Os valores devem ser repassados à Fundação Ajuri, entidade responsável pelos projetos de desenvolvimento social da Universidade Federal de Roraima (UFRR). A Ajuri será responsável por juntar, nos autos, um relatório parcial de execução do projeto de defesa e promoção dos Direitos Humanos do povo Yanomami no Estado de Roraima, a cada três meses.
A decisão do TRT-11 adverte que eventual desvio de finalidade poderá implicar na incidência da lei de improbidade (Lei 8.429/1992) “e demais sanções civis e criminais”. O MPT justificou a escolha da Fundação da Ajuri diante da urgência em dar atenção à situação de calamidade dos indígenas, já amplamente divulgado pela imprensa. O órgão mantém cadastro de projetos de entidades sociais e beneficentes, com comprovada regularidade fiscal e previdenciária. O TRT-11, por sua vez, acatou a indicação do Ministério Público.
Entenda o caso
Os valores repassados à Fundação Ajuri decorrem de um processo iniciado em fevereiro de 2018 pelo Ministério Público do Trabalho da 11ª Região, em Roraima, ao constatar que a empresa Norteagro Norte Aeroagrícola operou com aeronaves em situação irregular, colocando em risco pilotos, funcionários e a sociedade local. A empresa, que trabalha com pulverização aérea em lavouras, usou aeronaves com o Certificado de Aeronavegabilidade (CA) vencido, de acordo com relatório da Agência Nacional de Aviação (ANAC).

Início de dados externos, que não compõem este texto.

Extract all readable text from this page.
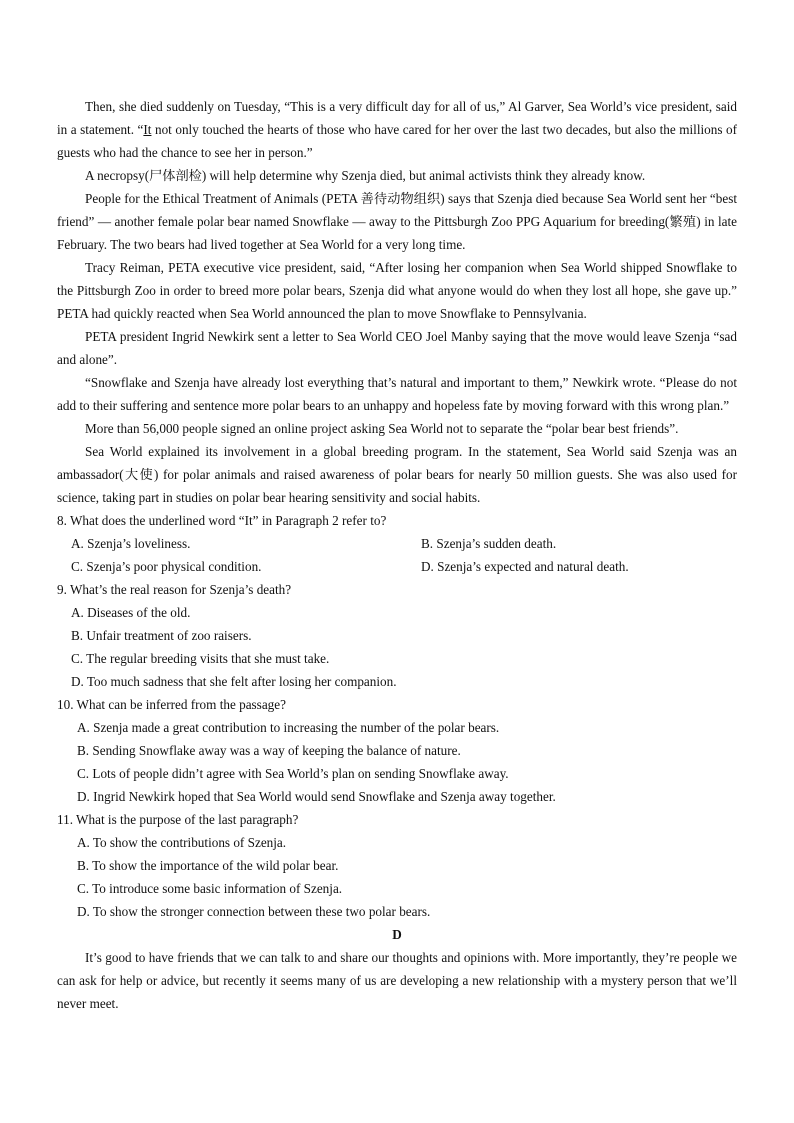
Then, she died suddenly on Tuesday, “This is a very difficult day for all of us,” Al Garver, Sea World’s vice president, said in a statement. “It not only touched the hearts of those who have cared for her over the last two decades, but also the millions of guests who had the chance to see her in person.”

A necropsy(尸体剖检) will help determine why Szenja died, but animal activists think they already know.

People for the Ethical Treatment of Animals (PETA 善待动物组织) says that Szenja died because Sea World sent her “best friend” — another female polar bear named Snowflake — away to the Pittsburgh Zoo PPG Aquarium for breeding(繁殖) in late February. The two bears had lived together at Sea World for a very long time.

Tracy Reiman, PETA executive vice president, said, “After losing her companion when Sea World shipped Snowflake to the Pittsburgh Zoo in order to breed more polar bears, Szenja did what anyone would do when they lost all hope, she gave up.” PETA had quickly reacted when Sea World announced the plan to move Snowflake to Pennsylvania.

PETA president Ingrid Newkirk sent a letter to Sea World CEO Joel Manby saying that the move would leave Szenja “sad and alone”.

“Snowflake and Szenja have already lost everything that’s natural and important to them,” Newkirk wrote. “Please do not add to their suffering and sentence more polar bears to an unhappy and hopeless fate by moving forward with this wrong plan.”

More than 56,000 people signed an online project asking Sea World not to separate the “polar bear best friends”.

Sea World explained its involvement in a global breeding program. In the statement, Sea World said Szenja was an ambassador(大使) for polar animals and raised awareness of polar bears for nearly 50 million guests. She was also used for science, taking part in studies on polar bear hearing sensitivity and social habits.

8. What does the underlined word “It” in Paragraph 2 refer to?

A. Szenja’s loveliness.	B. Szenja’s sudden death.
C. Szenja’s poor physical condition.	D. Szenja’s expected and natural death.

9. What’s the real reason for Szenja’s death?

A. Diseases of the old.

B. Unfair treatment of zoo raisers.

C. The regular breeding visits that she must take.

D. Too much sadness that she felt after losing her companion.

10. What can be inferred from the passage?

A. Szenja made a great contribution to increasing the number of the polar bears.

B. Sending Snowflake away was a way of keeping the balance of nature.

C. Lots of people didn’t agree with Sea World’s plan on sending Snowflake away.

D. Ingrid Newkirk hoped that Sea World would send Snowflake and Szenja away together.

11. What is the purpose of the last paragraph?

A. To show the contributions of Szenja.

B. To show the importance of the wild polar bear.

C. To introduce some basic information of Szenja.

D. To show the stronger connection between these two polar bears.

D

It’s good to have friends that we can talk to and share our thoughts and opinions with. More importantly, they’re people we can ask for help or advice, but recently it seems many of us are developing a new relationship with a mystery person that we’ll never meet.
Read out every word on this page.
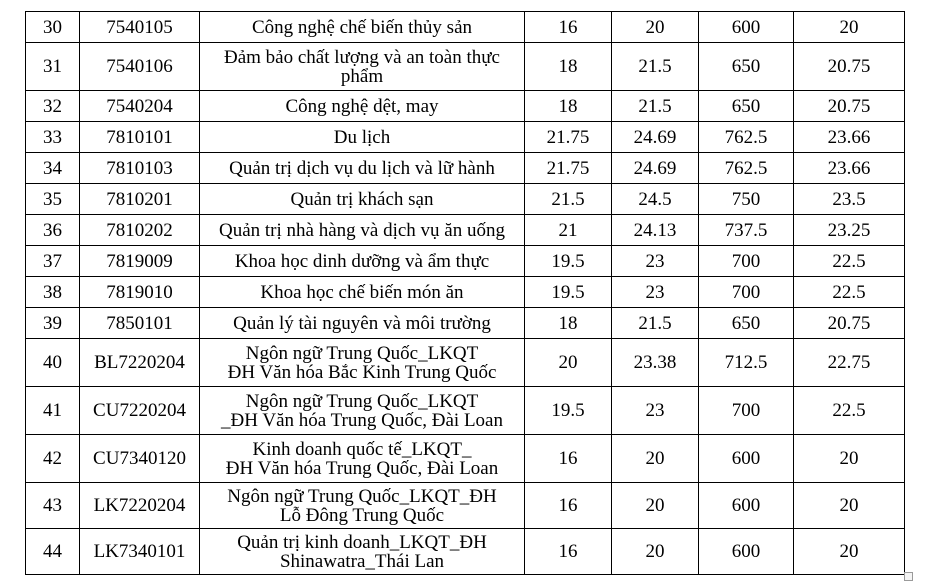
30	7540105	Công nghệ chế biến thủy sản	16	20	600	20
31	7540106	Đảm bảo chất lượng và an toàn thực
phẩm	18	21.5	650	20.75
32	7540204	Công nghệ dệt, may	18	21.5	650	20.75
33	7810101	Du lịch	21.75	24.69	762.5	23.66
34	7810103	Quản trị dịch vụ du lịch và lữ hành	21.75	24.69	762.5	23.66
35	7810201	Quản trị khách sạn	21.5	24.5	750	23.5
36	7810202	Quản trị nhà hàng và dịch vụ ăn uống	21	24.13	737.5	23.25
37	7819009	Khoa học dinh dưỡng và ẩm thực	19.5	23	700	22.5
38	7819010	Khoa học chế biến món ăn	19.5	23	700	22.5
39	7850101	Quản lý tài nguyên và môi trường	18	21.5	650	20.75
40	BL7220204	Ngôn ngữ Trung Quốc_LKQT
ĐH Văn hóa Bắc Kinh Trung Quốc	20	23.38	712.5	22.75
41	CU7220204	Ngôn ngữ Trung Quốc_LKQT
_ĐH Văn hóa Trung Quốc, Đài Loan	19.5	23	700	22.5
42	CU7340120	Kinh doanh quốc tế_LKQT_
ĐH Văn hóa Trung Quốc, Đài Loan	16	20	600	20
43	LK7220204	Ngôn ngữ Trung Quốc_LKQT_ĐH
Lỗ Đông Trung Quốc	16	20	600	20
44	LK7340101	Quản trị kinh doanh_LKQT_ĐH
Shinawatra_Thái Lan	16	20	600	20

Para o MPT, a empresa atuava com a falta de revisões técnicas e manutenções preventivas, ocasionando exposição dos pilotos e outros empregados “ao risco constante de acidentes aeronáuticos, além de causar-lhes transtornos psicológicos irreparáveis”. O MPT apresentou proposta de Termo de Ajustamento de Conduta (TAC), a qual foi rejeitada pela empresa.
A Norteagro também não aceitou a proposta de pagar indenização de reparação por danos morais coletivos no valor de R$ 300 mil. Os procuradores, então, solicitaram à Justiça do Trabalho uma tutela inibitória para que a empresa fosse impedida de continuar voando enquanto estivesse em situação de irregularidade.
Acordos não cumpridos
O TRT-11 atendeu ao pedido, mas a empresa recorreu levando o caso para a tentativa de um acordo em abril de 2018. Pelo acordo realizado, a Norteagro depositaria R$ 30 mil em dez parcelas por indenização de danos coletivos.
A empresa informou, no decorrer dos meses subseqüentes ao acordo, os pagamentos das parcelas, até outubro de 2018. Porém, em fevereiro de 2019, o MPT acusou a ausência de comprovação do pagamento. Houve nova audiência de conciliação em 2020, para a regularização das duas últimas parcelas. Mas, novamente, a Norteagro não quitou a dívida.
Em abril de 2021, o MPT se manifestou pedindo uma auditoria das aeronaves para averiguar se a empresa ainda operava com as irregularidades, mesmo após o acordo com a Justiça do Trabalho. As irregularidades foram confirmadas. Expirado o prazo para a Norteagro comprovar o pagamento das parcelas em atraso, o TRT-11 decidiu pelo bloqueio de R$ 59,7 mil, em fevereiro de 2022.
Em fevereiro de 2023, os advogados da Norteagro procuraram o TRT-11 para firmar acordo, informando que a empresa estava sob nova administração. Em abril deste ano, em audiência telepresencial na 3ª VT de Boa Vista, o MPT e a empresa chegaram a um acordo. As duas parcelas em débito foram corrigidas pelos índices da Justiça do Trabalho.